Mundo

Repressão policial trava marcha pacífica e gera caos nas ruas de Maputo

None
Foto Lusa

A polícia imobiliza um jovem, mete-o na caixa de carga de uma carrinha e um agente à paisana bate-lhe inúmeras vezes com um cassetete, no centro de Maputo.

Um vendedor num jardim público enrola um lenço para cobrir a cabeça a sangrar, depois de polícias entrarem no espaço e o levarem na frente, sem explicação, enquanto procuravam jovens com cartazes e palavras de ordem.

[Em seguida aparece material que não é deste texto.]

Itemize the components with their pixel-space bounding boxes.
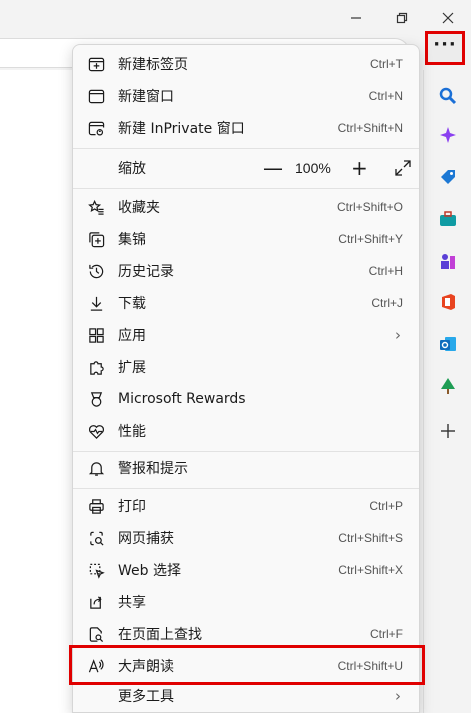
menu-item-label: 网页捕获 — [118, 531, 174, 547]
restore-icon — [396, 12, 408, 24]
shortcut: Ctrl+F — [370, 627, 403, 641]
minimize-button[interactable] — [333, 0, 379, 36]
highlight-read-aloud — [69, 645, 425, 685]
chevron-right-icon: › — [395, 687, 401, 705]
menu-item-rewards[interactable]: Microsoft Rewards — [77, 384, 415, 414]
menu-item-extensions[interactable]: 扩展 — [77, 352, 415, 382]
menu-item-share[interactable]: 共享 — [77, 587, 415, 617]
chevron-right-icon: › — [395, 326, 401, 344]
menu-item-label: 共享 — [118, 595, 146, 611]
menu-item-label: 警报和提示 — [118, 461, 188, 477]
settings-menu: 新建标签页 Ctrl+T 新建窗口 Ctrl+N 新建 InPrivate 窗口… — [72, 44, 420, 713]
more-icon: ··· — [433, 34, 457, 55]
zoom-label: 缩放 — [118, 161, 146, 177]
fullscreen-icon[interactable] — [394, 159, 412, 177]
close-icon — [442, 12, 454, 24]
web-select-icon — [86, 560, 106, 580]
performance-icon — [86, 421, 106, 441]
outlook-icon[interactable] — [438, 334, 458, 354]
zoom-value: 100% — [295, 160, 331, 176]
add-icon[interactable] — [438, 421, 458, 441]
menu-item-downloads[interactable]: 下载 Ctrl+J — [77, 288, 415, 318]
print-icon — [86, 496, 106, 516]
menu-item-label: 新建标签页 — [118, 57, 188, 73]
collections-icon — [86, 229, 106, 249]
share-icon — [86, 592, 106, 612]
menu-item-performance[interactable]: 性能 — [77, 416, 415, 446]
menu-item-web-capture[interactable]: 网页捕获 Ctrl+Shift+S — [77, 523, 415, 553]
shortcut: Ctrl+N — [368, 89, 403, 103]
menu-item-label: 扩展 — [118, 360, 146, 376]
shortcut: Ctrl+Shift+S — [338, 531, 403, 545]
rewards-icon — [86, 389, 106, 409]
settings-and-more-button[interactable]: ··· — [425, 31, 465, 65]
shortcut: Ctrl+Shift+X — [338, 563, 403, 577]
more-tools-icon — [86, 686, 106, 706]
inprivate-icon — [86, 118, 106, 138]
office-icon[interactable] — [438, 292, 458, 312]
favorites-icon — [86, 197, 106, 217]
menu-item-label: 应用 — [118, 328, 146, 344]
shortcut: Ctrl+Shift+O — [336, 200, 403, 214]
divider — [73, 451, 419, 452]
menu-item-new-tab[interactable]: 新建标签页 Ctrl+T — [77, 49, 415, 79]
zoom-in-button[interactable]: + — [351, 158, 368, 178]
menu-item-label: 下载 — [118, 296, 146, 312]
menu-item-label: 新建窗口 — [118, 89, 174, 105]
shortcut: Ctrl+P — [369, 499, 403, 513]
menu-item-label: 集锦 — [118, 232, 146, 248]
divider — [73, 188, 419, 189]
tree-icon[interactable] — [438, 376, 458, 396]
restore-button[interactable] — [379, 0, 425, 36]
menu-item-label: 更多工具 — [118, 689, 174, 705]
copilot-icon[interactable] — [438, 125, 458, 145]
shortcut: Ctrl+J — [371, 296, 403, 310]
menu-item-print[interactable]: 打印 Ctrl+P — [77, 491, 415, 521]
divider — [73, 488, 419, 489]
shortcut: Ctrl+H — [368, 264, 403, 278]
menu-item-label: 在页面上查找 — [118, 627, 202, 643]
menu-item-collections[interactable]: 集锦 Ctrl+Shift+Y — [77, 224, 415, 254]
minimize-icon — [351, 17, 361, 19]
zoom-row: 缩放 — 100% + — [77, 151, 415, 185]
menu-item-new-window[interactable]: 新建窗口 Ctrl+N — [77, 81, 415, 111]
shopping-icon[interactable] — [438, 167, 458, 187]
menu-item-favorites[interactable]: 收藏夹 Ctrl+Shift+O — [77, 192, 415, 222]
history-icon — [86, 261, 106, 281]
games-icon[interactable] — [438, 251, 458, 271]
apps-icon — [86, 325, 106, 345]
menu-item-label: 收藏夹 — [118, 200, 160, 216]
tools-icon[interactable] — [438, 209, 458, 229]
menu-item-new-inprivate[interactable]: 新建 InPrivate 窗口 Ctrl+Shift+N — [77, 113, 415, 143]
extensions-icon — [86, 357, 106, 377]
find-icon — [86, 624, 106, 644]
menu-item-label: Microsoft Rewards — [118, 391, 246, 407]
search-icon[interactable] — [438, 86, 458, 106]
menu-item-label: 打印 — [118, 499, 146, 515]
shortcut: Ctrl+T — [370, 57, 403, 71]
shortcut: Ctrl+Shift+Y — [338, 232, 403, 246]
download-icon — [86, 293, 106, 313]
menu-item-web-select[interactable]: Web 选择 Ctrl+Shift+X — [77, 555, 415, 585]
divider — [73, 148, 419, 149]
sidebar — [423, 70, 471, 713]
menu-item-alerts[interactable]: 警报和提示 — [77, 453, 415, 483]
shortcut: Ctrl+Shift+N — [337, 121, 403, 135]
menu-item-history[interactable]: 历史记录 Ctrl+H — [77, 256, 415, 286]
web-capture-icon — [86, 528, 106, 548]
menu-item-apps[interactable]: 应用 › — [77, 320, 415, 350]
zoom-out-button[interactable]: — — [263, 158, 283, 178]
menu-item-label: Web 选择 — [118, 563, 181, 579]
menu-item-label: 新建 InPrivate 窗口 — [118, 121, 245, 137]
bell-icon — [86, 458, 106, 478]
new-window-icon — [86, 86, 106, 106]
new-tab-icon — [86, 54, 106, 74]
menu-item-label: 历史记录 — [118, 264, 174, 280]
menu-item-label: 性能 — [118, 424, 146, 440]
menu-item-more-tools[interactable]: 更多工具 › — [77, 681, 415, 711]
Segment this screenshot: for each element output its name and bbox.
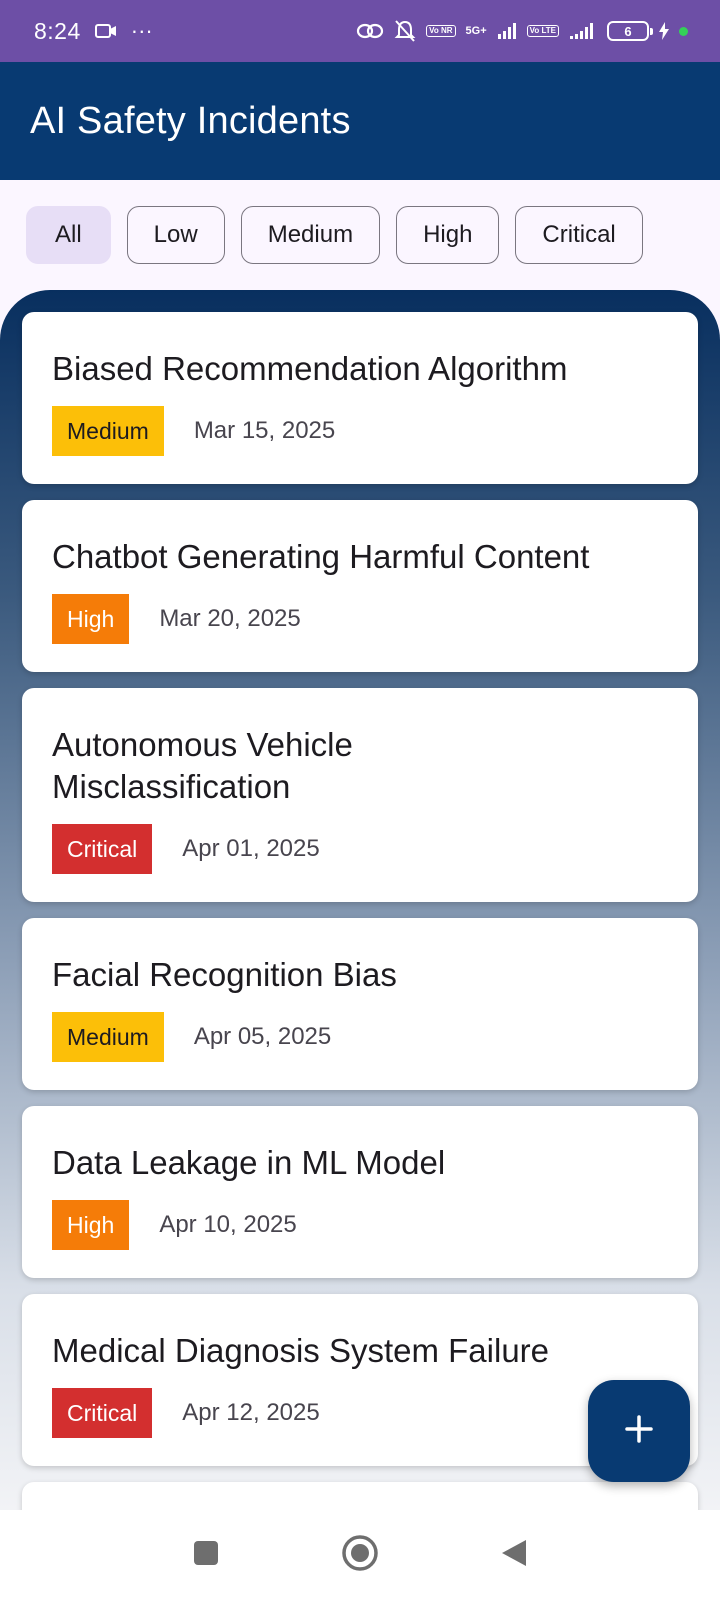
square-icon bbox=[192, 1539, 220, 1572]
signal-icon bbox=[497, 22, 517, 40]
battery-icon: 6 bbox=[607, 21, 653, 41]
incident-date: Mar 20, 2025 bbox=[159, 605, 301, 632]
incident-title: Data Leakage in ML Model bbox=[52, 1144, 446, 1181]
severity-badge: Critical bbox=[52, 824, 153, 874]
back-triangle-icon bbox=[500, 1538, 528, 1573]
bell-off-icon bbox=[394, 19, 416, 43]
filter-chip-low[interactable]: Low bbox=[126, 206, 225, 264]
severity-badge: Critical bbox=[52, 1388, 153, 1438]
privacy-indicator-dot bbox=[679, 26, 688, 36]
recent-apps-button[interactable] bbox=[184, 1533, 228, 1577]
incident-title: Autonomous Vehicle Misclassification bbox=[52, 726, 353, 805]
app-bar: AI Safety Incidents bbox=[0, 62, 720, 180]
incident-date: Apr 10, 2025 bbox=[159, 1211, 297, 1238]
severity-filter-chips: All Low Medium High Critical bbox=[26, 206, 643, 264]
filter-chip-critical[interactable]: Critical bbox=[515, 206, 643, 264]
status-time: 8:24 bbox=[34, 17, 81, 44]
severity-badge: High bbox=[52, 594, 130, 644]
incident-title: Facial Recognition Bias bbox=[52, 956, 397, 993]
volte-badge: Vo LTE bbox=[526, 25, 559, 37]
home-button[interactable] bbox=[338, 1533, 382, 1577]
page-title: AI Safety Incidents bbox=[30, 99, 351, 142]
home-circle-icon bbox=[341, 1534, 379, 1577]
vonr-badge: Vo NR bbox=[426, 25, 456, 37]
status-bar: 8:24 ··· Vo NR 5G+ Vo LTE 6 bbox=[0, 0, 720, 62]
severity-badge: High bbox=[52, 1200, 130, 1250]
filter-chip-high[interactable]: High bbox=[396, 206, 500, 264]
back-button[interactable] bbox=[492, 1533, 536, 1577]
plus-icon bbox=[624, 1414, 654, 1449]
filter-chip-all[interactable]: All bbox=[26, 206, 111, 264]
battery-level: 6 bbox=[624, 23, 632, 39]
incident-card[interactable]: Facial Recognition Bias Medium Apr 05, 2… bbox=[22, 918, 698, 1090]
network-type: 5G+ bbox=[465, 25, 487, 37]
incident-title: Medical Diagnosis System Failure bbox=[52, 1332, 550, 1369]
add-incident-button[interactable] bbox=[588, 1380, 690, 1482]
signal-icon-2 bbox=[569, 22, 597, 40]
incident-card[interactable]: Chatbot Generating Harmful Content High … bbox=[22, 500, 698, 672]
incident-title: Chatbot Generating Harmful Content bbox=[52, 538, 590, 575]
incident-date: Apr 12, 2025 bbox=[182, 1399, 320, 1426]
incident-card[interactable]: Biased Recommendation Algorithm Medium M… bbox=[22, 312, 698, 484]
video-camera-icon bbox=[94, 23, 117, 39]
system-navigation-bar bbox=[0, 1510, 720, 1600]
incident-card[interactable]: Autonomous Vehicle Misclassification Cri… bbox=[22, 688, 698, 902]
severity-badge: Medium bbox=[52, 1012, 164, 1062]
link-icon bbox=[356, 21, 384, 41]
incident-title: Biased Recommendation Algorithm bbox=[52, 350, 568, 387]
incident-card[interactable]: Data Leakage in ML Model High Apr 10, 20… bbox=[22, 1106, 698, 1278]
incident-date: Apr 01, 2025 bbox=[182, 835, 320, 862]
incident-list: Biased Recommendation Algorithm Medium M… bbox=[22, 312, 698, 1538]
incident-date: Apr 05, 2025 bbox=[193, 1023, 332, 1050]
incident-date: Mar 15, 2025 bbox=[193, 417, 336, 444]
charging-icon bbox=[659, 22, 669, 40]
more-notifications-icon: ··· bbox=[130, 18, 153, 43]
severity-badge: Medium bbox=[52, 406, 164, 456]
filter-chip-medium[interactable]: Medium bbox=[240, 206, 381, 264]
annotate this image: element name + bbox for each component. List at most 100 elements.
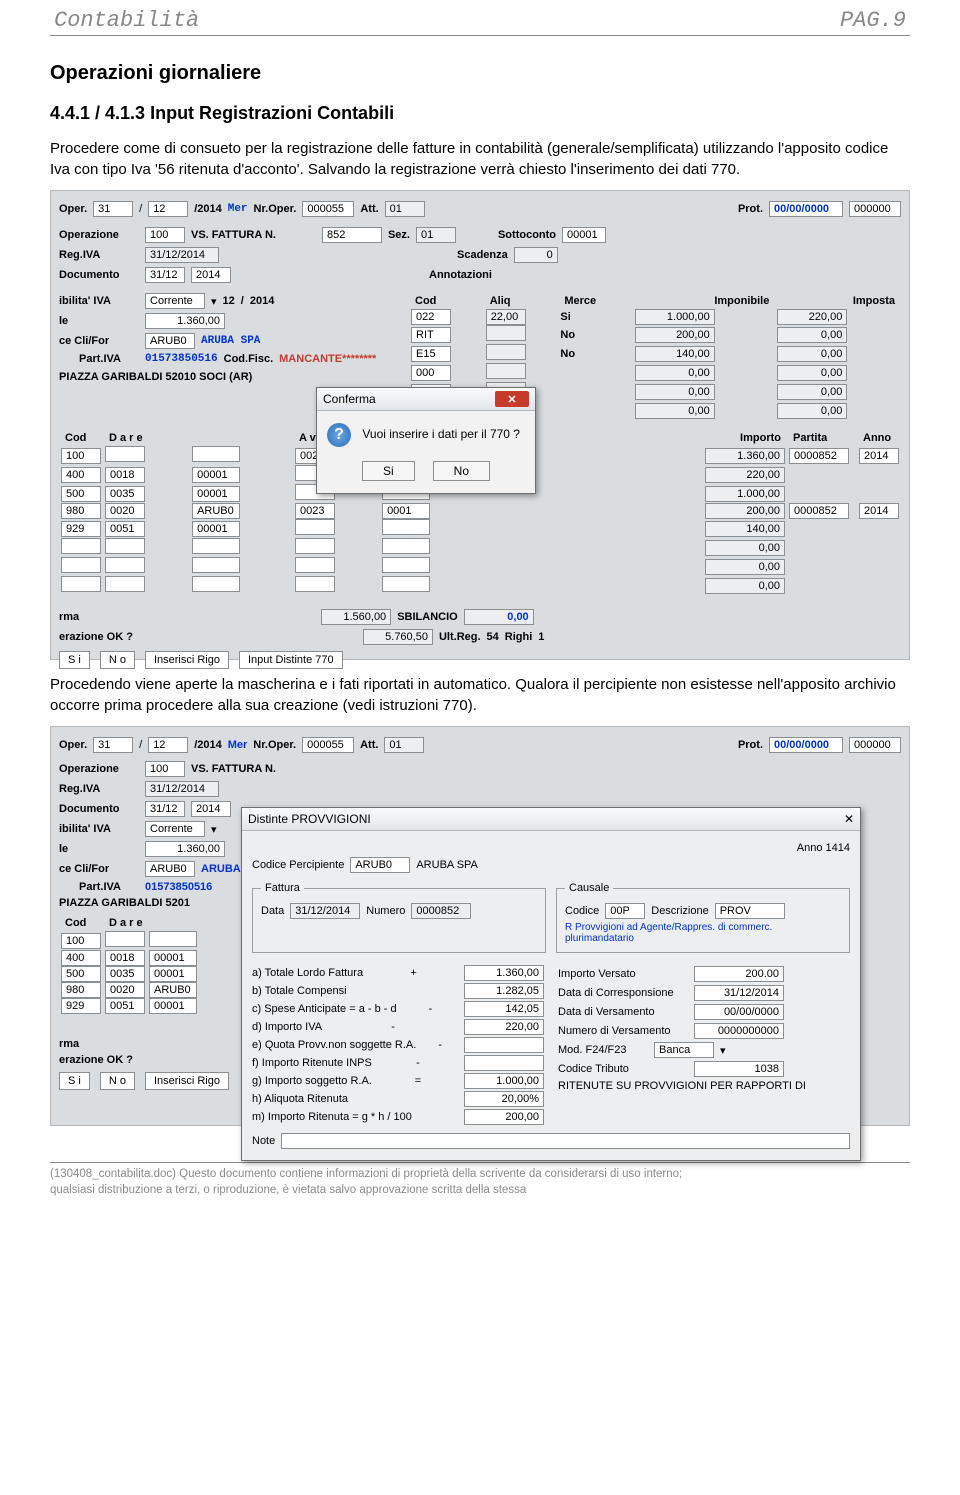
fld2-protn[interactable]: 000000 — [849, 737, 901, 753]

"Vieram me bater quando estava aqui, parado. Bateram-me e foram embora", queixa-se o homem.

Mais à frente, uma mulher chora a dizer que só ia a passar na rua, quando polícias a encostam ao carro por causa de algo que terá dito -- empurrando-a depois para se ir embora, num pranto.

"Arrastaram-me de qualquer maneira para me meter no carro. Onde estamos afinal? Isto é muito triste. O Governo deve olhar para nós", diz por entre o choro.

Pelo meio, gás lacrimogéneo continuou a ser disparado, desde as 08:00 (06:00 em Lisboa) até final da manhã contra a multidão desarmada, contra jornalistas e atingindo transeuntes e a normal circulação automóvel do centro da cidade, com epicentro na estátua de Eduardo Mondlane.

A repressão policial de uma marcha pacífica de homenagem ao 'rapper' do povo, Azagaia - que a organização tinha preparado com acordo das autoridades - conduziu hoje à contestação popular e à violência de vários agentes.

"Povo no poder", título de um dos temas mais conhecidos do 'rapper do povo', falecido há uma semana, foi a expressão mais vezes repetida hoje nas ruas de Maputo.

Quitéria Guirrengane, uma das organizadoras da marcha, fala também do uso de balas de borracha, que terão ferido pelo menos uma pessoa nos olhos, e denuncia detenções.

"Nós só viemos comemorar o mano Azagaia", refere um dos jovens da marcha que não chegou a arrancar, mas cujos participantes se reagrupavam uma e outra vez em diferentes esquinas, sempre até surgir a polícia e correrem para outro local.

Augusto Pelembe, deputado do Movimento Democrático de Moçambique (MDM), partido da oposição, foi detido durante algumas horas ao início do dia.

"O comandante da Unidade de Intervenção Rápida (UIR) olhou para mim, reconheceu-me e meteu-me no carro da polícia", sem explicações, relatou mais tarde aos jornalistas, ao lado de participantes da marcha.

"É simples: se eles governassem bem, nós não estávamos aqui", acrescentou, dizendo que a repressão só acontece "porque eles sabem que não estão a governar bem", dirigindo-se ao governo da Frente de Libertação de Moçambique (Frelimo).

Outras detenções estão a acontecer noutras cidades do país que também deviam acolher marchas de homenagem a Azagaia, disse no mesmo local, Lutero Simango, presidente do MDM.

"O nosso delegado provincial em Gaza está numa esquadra", ilustrou.

"Esta atitude deve ser condenada: estamos a presenciar um terrorismo de Estado, que deve ser condenado. Os moçambicanos, em particular a juventude, têm direito de se manifestar", disse.

"Nos não queremos ir para a violência", referiu, em forma de apelo a todos, em especial às autoridades: "A polícia de Moçambique tem de parar com a violência", concluiu.

Os distúrbios continuaram até ao final da manhã nalgumas ruas do centro de Maputo, entre as avenidas Eduardo Mondlane e 24 de Julho, seguindo-se uma dispersão dos participantes na marcha, mas mantendo-se um dispositivo policial nas ruas.